The Minnesota Department of Human Services lacks adequate controls to prevent, detect and investigate fraud in the state's child-care assistance program, according to a state Legislative Auditor report released Wednesday.
The 44-page report by the state's top internal watchdog, his office's second in a month, highlights deep structural problems in oversight of the Child Care Assistance Program, which paid $254 million in subsidies last year for approximately 30,000 children from low-income families.
The Office of the Legislative Auditor (OLA) found that the department and county agencies did not sufficiently use independent data sources to verify who was eligible for the program; had weak processes to validate provider billings; lacked the ability to consistently flag errors and recover improper payments; and had inadequate controls for licensing child care providers, among other findings.
The report expands on an OLA report issued last month which found that, despite multiple attempts to tighten enforcement in recent years, fraud remains a serious problem and legal barriers to prosecuting fraudulent providers still persist.
In a statement Wednesday, Human Services Commissioner Tony Lourey said the recommendations "provide a road map for our work." He noted that his agency has already taken steps toward better fraud detection, including developing an electronic attendance and billing system. The agency is seeking other powers — including funding for a new case-tracking system and the ability to monitor new day-care centers more frequently — from the state Legislature.
"We need the Legislature to act by giving us the resources and authority to implement changes," Lourey said.
In some high-profile cases from recent years, parents received cash payments, or kickbacks, from child care centers in return for enrolling their children. Day care providers have also been caught on camera routinely billing the state for days when children were not in attendance, including holidays, and then submitting falsified attendance records.

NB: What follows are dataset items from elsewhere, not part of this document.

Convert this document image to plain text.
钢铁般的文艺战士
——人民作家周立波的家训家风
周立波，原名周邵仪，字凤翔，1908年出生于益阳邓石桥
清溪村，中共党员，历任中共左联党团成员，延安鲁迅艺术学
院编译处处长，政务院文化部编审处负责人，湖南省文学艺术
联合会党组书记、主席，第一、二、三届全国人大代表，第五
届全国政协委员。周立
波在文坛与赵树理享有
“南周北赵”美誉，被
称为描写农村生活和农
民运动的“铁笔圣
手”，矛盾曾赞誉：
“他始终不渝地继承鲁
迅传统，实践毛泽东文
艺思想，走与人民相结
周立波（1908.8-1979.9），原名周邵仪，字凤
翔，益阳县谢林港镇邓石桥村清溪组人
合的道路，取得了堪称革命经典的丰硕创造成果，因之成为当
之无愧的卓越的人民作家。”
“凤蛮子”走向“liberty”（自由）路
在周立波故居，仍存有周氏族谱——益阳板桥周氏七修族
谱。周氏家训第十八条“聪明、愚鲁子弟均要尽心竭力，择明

The legislative auditor was unable to reach a reliable estimate of overall fraud in the program, but concluded that it was more than the $5 million to $6 million that county prosecutors have been able to prove in several cases during the past several years. An independent consulting firm hired by the Department of Human Services estimated that since 2013, about 7% of payments were made to centers that used fraudulent billing practices, totaling $72 million over five years.